Yes.  We have a very tight budget.  I make most everything from scratch, and while it isn't a *lot*, everything adds up.  I am feeding 7 people (8, if you count the babe within), and we simply can't afford to buy stuff to throw away.  I am not certain those veggies add a significant amount of vitamins anyway, because the broth cooks for so long.  I think it's better to buy the veggies, and either eat them raw, or lightly steam them.  My second point is that broth for me is something I make after the meat is pretty well gone from the bones.  At that point, I'm not really thinking about putting veggies in, I'm simply happy to have found another 10 minutes to use the bones constructively enough to get another meal out of them.  I'm glad that veggies are cheaper for other people, but they really add up in my grocery budget with so many people to feed.

post #18 of 18

I am very sorry that some of you have such a hard time finding affordable vegetables to feed your kids. greensad.gif

It has quite inspired me to be less wasteful myself. I have to remember that we are currently paying more for food than is really in our budget, because I am trying out so many things in our transition to healthier living (I just started this in February because DD was so constipated, but have since found out how much nutrition can do for all of us). I am currently dipping into a monetary gift my parents made us when our youngest was born with special needs, and it was clear that i could not go back to work for quite a while, with the hospital stays and surgeries and PT cathing 5 ties a day and whatnot, but i have promised DH that i will soon have everything set up so we have a new budget, a new storing system and a good balance between making everything form scratch and not spending every free minute on food preparation, shopping or research.

Today I have put on a broth almost exclusively with scraps and lamb chop leftovers, am very interested in how that one turns out. I have also tried extracting every last scrap of meat from the oxtail pieces I put on yesterday (found out that when i brown them carefully as recommended in the other current broth thread, they taste quite nice, I used to find them inedible after cooking) and have even served the veggies from the oxtail broth to eat in the soup, the way my mom taught me, but the kids wont eat them that way anyway and DH did not like them either, so that one is out.
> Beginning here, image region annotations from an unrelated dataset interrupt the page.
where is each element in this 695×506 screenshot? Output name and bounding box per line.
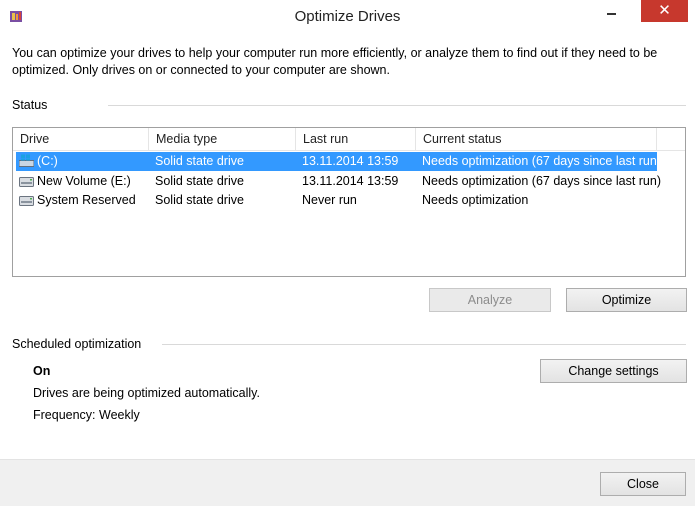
media-type: Solid state drive — [155, 154, 244, 168]
last-run: 13.11.2014 13:59 — [302, 174, 399, 188]
schedule-frequency: Frequency: Weekly — [33, 408, 140, 422]
schedule-description: Drives are being optimized automatically… — [33, 386, 260, 400]
status-divider — [108, 105, 686, 106]
drive-name: System Reserved — [37, 193, 136, 207]
media-type: Solid state drive — [155, 193, 244, 207]
drive-name: New Volume (E:) — [37, 174, 131, 188]
drive-row-e[interactable]: New Volume (E:) Solid state drive 13.11.… — [16, 172, 661, 191]
drive-row-c[interactable]: (C:) Solid state drive 13.11.2014 13:59 … — [16, 152, 661, 171]
drives-list-header: Drive Media type Last run Current status — [13, 128, 685, 151]
drive-row-system-reserved[interactable]: System Reserved Solid state drive Never … — [16, 191, 657, 210]
change-settings-button[interactable]: Change settings — [540, 359, 687, 383]
hard-drive-icon — [19, 196, 34, 206]
title-bar: Optimize Drives ✕ — [0, 0, 695, 32]
drive-name: (C:) — [37, 154, 58, 168]
current-status: Needs optimization — [422, 193, 529, 207]
scheduled-section-label: Scheduled optimization — [12, 337, 142, 351]
minimize-button[interactable] — [598, 0, 626, 22]
analyze-button[interactable]: Analyze — [429, 288, 551, 312]
hard-drive-icon — [19, 177, 34, 187]
schedule-state: On — [33, 364, 51, 378]
windows-drive-icon — [19, 154, 34, 167]
intro-text: You can optimize your drives to help you… — [12, 46, 658, 77]
media-type: Solid state drive — [155, 174, 244, 188]
current-status: Needs optimization (67 days since last r… — [422, 174, 662, 188]
column-header-last-run[interactable]: Last run — [296, 128, 416, 151]
column-header-drive[interactable]: Drive — [13, 128, 149, 151]
last-run: Never run — [302, 193, 357, 207]
dialog-footer: Close — [0, 459, 695, 506]
optimize-button[interactable]: Optimize — [566, 288, 687, 312]
column-header-media-type[interactable]: Media type — [149, 128, 296, 151]
last-run: 13.11.2014 13:59 — [302, 154, 399, 168]
window-title: Optimize Drives — [294, 8, 401, 25]
current-status: Needs optimization (67 days since last r… — [422, 154, 662, 168]
drives-list[interactable]: Drive Media type Last run Current status… — [12, 127, 686, 277]
status-section-label: Status — [12, 98, 48, 112]
window-close-button[interactable]: ✕ — [641, 0, 688, 22]
scheduled-divider — [162, 344, 686, 345]
close-button[interactable]: Close — [600, 472, 686, 496]
column-header-current-status[interactable]: Current status — [416, 128, 657, 151]
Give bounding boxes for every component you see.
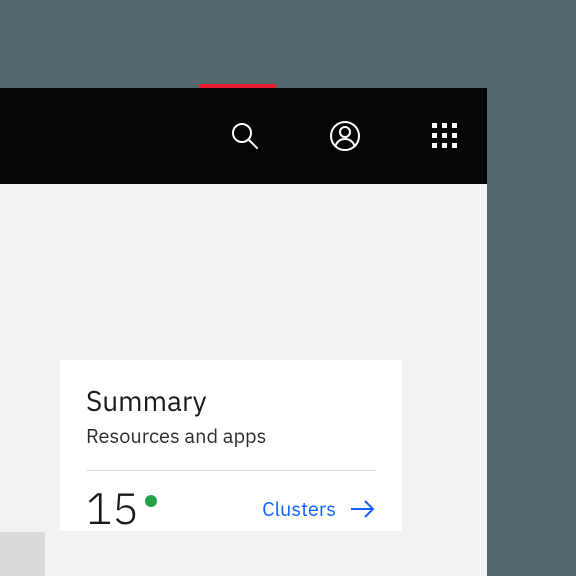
summary-title: Summary <box>86 384 376 418</box>
app-window: Summary Resources and apps 15 Clusters <box>0 88 487 576</box>
cluster-count-metric: 15 <box>86 487 157 531</box>
content-area: Summary Resources and apps 15 Clusters <box>0 184 487 576</box>
search-icon[interactable] <box>225 116 265 156</box>
status-dot-icon <box>145 495 157 507</box>
account-icon[interactable] <box>325 116 365 156</box>
top-nav-bar <box>0 88 487 184</box>
clusters-link-label: Clusters <box>262 495 336 522</box>
arrow-right-icon <box>350 499 376 519</box>
summary-subtitle: Resources and apps <box>86 424 376 448</box>
clusters-link[interactable]: Clusters <box>262 495 376 522</box>
cluster-count-value: 15 <box>86 487 139 531</box>
adjacent-card-stub <box>0 532 45 576</box>
summary-row-clusters: 15 Clusters <box>86 471 376 531</box>
app-switcher-icon[interactable] <box>425 116 465 156</box>
summary-card: Summary Resources and apps 15 Clusters <box>60 360 402 531</box>
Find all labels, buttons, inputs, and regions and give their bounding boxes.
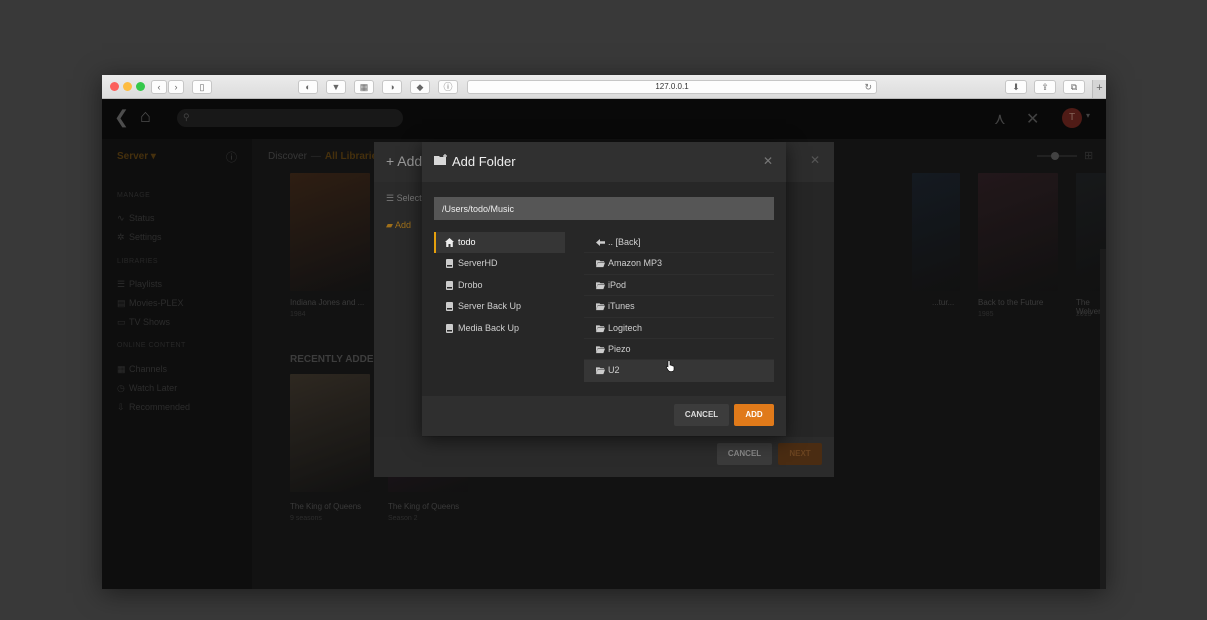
folder-icon <box>596 303 605 311</box>
add-library-steps: ☰ Select ▰ Add <box>374 182 422 437</box>
close-icon[interactable]: ✕ <box>763 154 773 168</box>
extension-button-1[interactable]: ◐ <box>298 80 318 94</box>
add-library-footer: CANCEL NEXT <box>374 437 834 477</box>
share-icon: ⇪ <box>1041 82 1049 92</box>
folder-path-input[interactable] <box>434 197 774 220</box>
folder-plus-icon <box>434 154 447 165</box>
sidebar-toggle-button[interactable]: ▯ <box>192 80 212 94</box>
reload-icon[interactable]: ↻ <box>864 81 872 93</box>
drive-icon <box>446 323 453 333</box>
browser-toolbar: ‹ › ▯ ◐ ▼ ▦ ◑ ◆ ⓘ 127.0.0.1 ↻ ⬇ ⇪ ⧉ + <box>102 75 1106 99</box>
download-icon: ⬇ <box>1012 82 1020 92</box>
extension-icon: ◐ <box>305 82 311 92</box>
folder-item-logitech[interactable]: Logitech <box>584 318 774 339</box>
zoom-window-button[interactable] <box>136 82 145 91</box>
minimize-window-button[interactable] <box>123 82 132 91</box>
location-item-server-back-up[interactable]: Server Back Up <box>434 296 565 317</box>
folder-icon <box>596 324 605 332</box>
folder-item-u2[interactable]: U2 <box>584 360 774 382</box>
hand-cursor-icon <box>666 360 675 372</box>
extension-button-2[interactable]: ▦ <box>354 80 374 94</box>
browser-forward-button[interactable]: › <box>168 80 184 94</box>
library-cancel-button[interactable]: CANCEL <box>717 443 772 465</box>
drive-icon <box>446 302 453 312</box>
back-arrow-icon <box>596 239 605 246</box>
downloads-button[interactable]: ⬇ <box>1005 80 1027 94</box>
extension-button-4[interactable]: ◆ <box>410 80 430 94</box>
tabs-overview-button[interactable]: ⧉ <box>1063 80 1085 94</box>
share-button[interactable]: ⇪ <box>1034 80 1056 94</box>
extension-button-3[interactable]: ◑ <box>382 80 402 94</box>
bookmark-icon: ◆ <box>416 82 424 92</box>
add-folder-header: Add Folder ✕ <box>422 142 786 182</box>
folder-icon <box>596 367 605 375</box>
info-button[interactable]: ⓘ <box>438 80 458 94</box>
list-icon: ☰ <box>386 193 397 203</box>
location-item-media-back-up[interactable]: Media Back Up <box>434 318 565 339</box>
browser-window: ‹ › ▯ ◐ ▼ ▦ ◑ ◆ ⓘ 127.0.0.1 ↻ ⬇ ⇪ ⧉ + ❮ … <box>102 75 1106 589</box>
plex-app: ❮ ⌂ ⚲ ⋏ ✕ T ▾ Server ▾ ⓘ MANAGE ∿ Status … <box>102 99 1106 589</box>
url-text: 127.0.0.1 <box>655 82 689 91</box>
library-next-button[interactable]: NEXT <box>778 443 822 465</box>
folder-icon: ▰ <box>386 220 395 230</box>
drive-icon <box>446 259 453 269</box>
folder-item-ipod[interactable]: iPod <box>584 275 774 297</box>
location-item-serverhd[interactable]: ServerHD <box>434 253 565 274</box>
grid-icon: ▦ <box>359 82 369 92</box>
chevron-left-icon: ‹ <box>157 82 161 92</box>
folder-item-back[interactable]: .. [Back] <box>584 232 774 254</box>
tabs-icon: ⧉ <box>1070 82 1078 92</box>
close-window-button[interactable] <box>110 82 119 91</box>
add-library-title: + Add <box>386 153 423 169</box>
folder-item-itunes[interactable]: iTunes <box>584 296 774 318</box>
folder-icon <box>596 346 605 354</box>
plus-icon: + <box>1096 82 1103 94</box>
drive-icon <box>446 280 453 290</box>
add-button[interactable]: ADD <box>734 404 774 426</box>
close-icon[interactable]: ✕ <box>810 153 820 167</box>
add-folder-footer: CANCEL ADD <box>422 396 786 436</box>
chevron-right-icon: › <box>174 82 178 92</box>
plus-icon: + <box>386 153 398 169</box>
address-bar[interactable]: 127.0.0.1 ↻ <box>467 80 877 94</box>
step-select-type[interactable]: ☰ Select <box>386 193 422 204</box>
location-item-drobo[interactable]: Drobo <box>434 275 565 296</box>
pocket-icon: ▼ <box>331 82 341 92</box>
browser-back-button[interactable]: ‹ <box>151 80 167 94</box>
folder-item-piezo[interactable]: Piezo <box>584 339 774 361</box>
folder-icon <box>596 260 605 268</box>
location-list: todo ServerHD Drobo Server Back Up Media… <box>434 232 565 339</box>
pocket-button[interactable]: ▼ <box>326 80 346 94</box>
step-add-folders[interactable]: ▰ Add <box>386 220 411 231</box>
folder-list: .. [Back] Amazon MP3 iPod iTunes Logitec… <box>584 232 774 382</box>
folder-item-amazon-mp3[interactable]: Amazon MP3 <box>584 253 774 275</box>
info-icon: ⓘ <box>443 82 453 92</box>
add-folder-title: Add Folder <box>452 154 516 169</box>
cancel-button[interactable]: CANCEL <box>674 404 729 426</box>
sidebar-icon: ▯ <box>199 82 205 92</box>
d-logo-icon: ◑ <box>389 82 395 92</box>
location-item-home[interactable]: todo <box>434 232 565 254</box>
home-icon <box>445 238 454 247</box>
add-folder-dialog: Add Folder ✕ todo ServerHD Drobo <box>422 142 786 436</box>
folder-icon <box>596 282 605 289</box>
new-tab-button[interactable]: + <box>1092 80 1106 98</box>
Have to try out the next one with just carrots and onions, maybe a chunk of celery, that would be the cheapest way I think. I cannot at this point imagine making broth without any veggies at all.

 

Can you educate me on what you reserve as scraps? how about carrot peel, the muddy end bits, the knobbly skin bits of the celery which hold sand..? Where do you draw the line, so the pot isn't full of dirt that you then have to painstakingly skim or strain out?

 

Edited to add that this time, even the cats liked the leftovers!